Yavorivskyi National Park

Yavorivskiy National Park
IUCN category II (national park)
Map showing the location of Yavorivskiy National Park

Map of Ukraine

Location Western Ukraine
Coordinates 49°58′52″N 23°43′55″E / 49.981°N 23.732°E / 49.981; 23.732[1]Coordinates: 49°58′52″N 23°43′55″E / 49.981°N 23.732°E / 49.981; 23.732[2]
Area 7,108 ha (17,560 acres)
Established 1996

Yavorivskiy National Park is located in the Ukrainian Roztocze, one of the most interesting physiographic regions of Western Ukraine.
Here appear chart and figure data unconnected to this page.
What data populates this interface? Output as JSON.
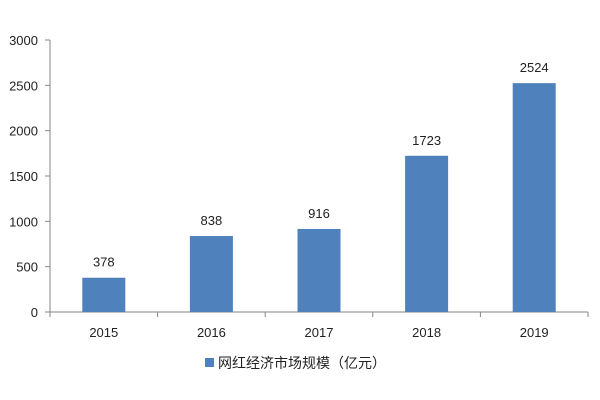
{
  "chart_data": {
    "type": "bar",
    "categories": [
      "2015",
      "2016",
      "2017",
      "2018",
      "2019"
    ],
    "series": [
      {
        "name": "网红经济市场规模（亿元）",
        "values": [
          378,
          838,
          916,
          1723,
          2524
        ]
      }
    ],
    "data_labels": [
      "378",
      "838",
      "916",
      "1723",
      "2524"
    ],
    "ylim": [
      0,
      3000
    ],
    "y_ticks": [
      0,
      500,
      1000,
      1500,
      2000,
      2500,
      3000
    ],
    "title": "",
    "xlabel": "",
    "ylabel": "",
    "grid": false,
    "legend": "bottom",
    "bar_color": "#4f81bd"
  }
}
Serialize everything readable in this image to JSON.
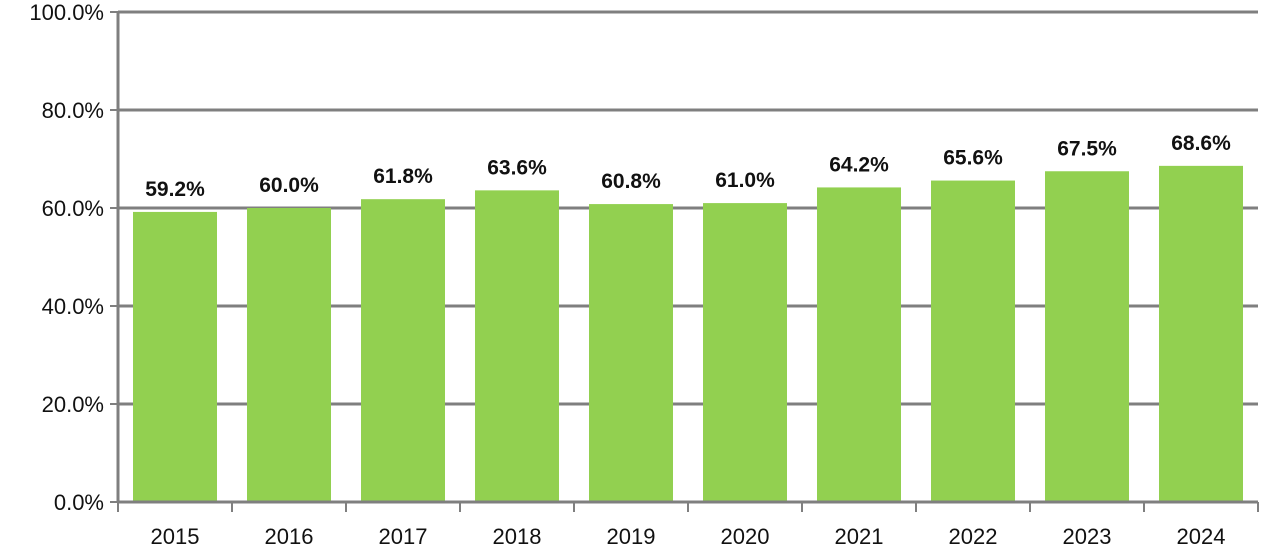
{
  "chart_data": {
    "type": "bar",
    "title": "",
    "xlabel": "",
    "ylabel": "",
    "categories": [
      "2015",
      "2016",
      "2017",
      "2018",
      "2019",
      "2020",
      "2021",
      "2022",
      "2023",
      "2024"
    ],
    "values": [
      59.2,
      60.0,
      61.8,
      63.6,
      60.8,
      61.0,
      64.2,
      65.6,
      67.5,
      68.6
    ],
    "data_labels": [
      "59.2%",
      "60.0%",
      "61.8%",
      "63.6%",
      "60.8%",
      "61.0%",
      "64.2%",
      "65.6%",
      "67.5%",
      "68.6%"
    ],
    "ylim": [
      0,
      100
    ],
    "yticks": [
      0,
      20,
      40,
      60,
      80,
      100
    ],
    "ytick_labels": [
      "0.0%",
      "20.0%",
      "40.0%",
      "60.0%",
      "80.0%",
      "100.0%"
    ],
    "grid": true,
    "legend": "none",
    "colors": {
      "bar": "#92d050",
      "grid": "#7f7f7f",
      "text": "#111111"
    }
  }
}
Ukrainian Roztocze is a narrow (average 25 km (16 mi)) range of hills 75 km (47 mi) long, which rises sharply to the north of the Lesser Polissya. In the southeastern part of it the main European watershed, on the slopes of which originate river belonging to the basins of two seas - the Black Sea and the Baltic.


The park was established July 4, 1998 by the President of Ukraine on the base of Yavorivskyi Regional Landscape Park (which existed here since 1996 in the area of 4,190 hectares (10,400 acres)) and surrounding areas Starychivskoho Maherivskoho military and forestry enterprises. The total area of the national park is 7,108 hectares (17,560 acres), of which 2,915 ha (7,200 acres) park provided for permanent use, and 4,193 ha (10,360 acres) incorporated into its structure without removal from the land. In the institution has 44 people, including the scientific division - 4, in the service of - 16 people.


The climate of the area is typical for Roztocze that is located in the boundary zone of influence of Atlantic air currents from the west and continental - from the east. Overall climate is moderately humid. Average annual rainfall is 700 mm (28 in) and the average temperature - 7.5 °C (45.5 °F). The most rainfall in June and July, and the lowest - in January and February. The hottest month - July (17.7 °C (63.9 °F)) and the coldest - January (−4.2 °C (24.4 °F)). Annual temperature fluctuations are small and reaches 21.9 °C (71.4 °F).


For Yavorivskiy National Park as a whole for Roztocze characterized by high forest cover. Here most common hornbeam-oak and pine-oak and pine forests, and in depressions - alder. Beech forests grow near the Eastern border of the range and are confined to the hilly landscape. Interesting island surviving pockets of spruce, fir and sycamore, which remained on the northeastern limit of its range. By the middle Holocene relicts are beech and pine forests. Herbaceous vegetation occupies a much smaller area and formed by natural meadows and areas of former pastures and settlements, as well as along rivers and channels. Due to favorable natural conditions National Park also has considerable recreational potential and is an interesting tourist destination.[3]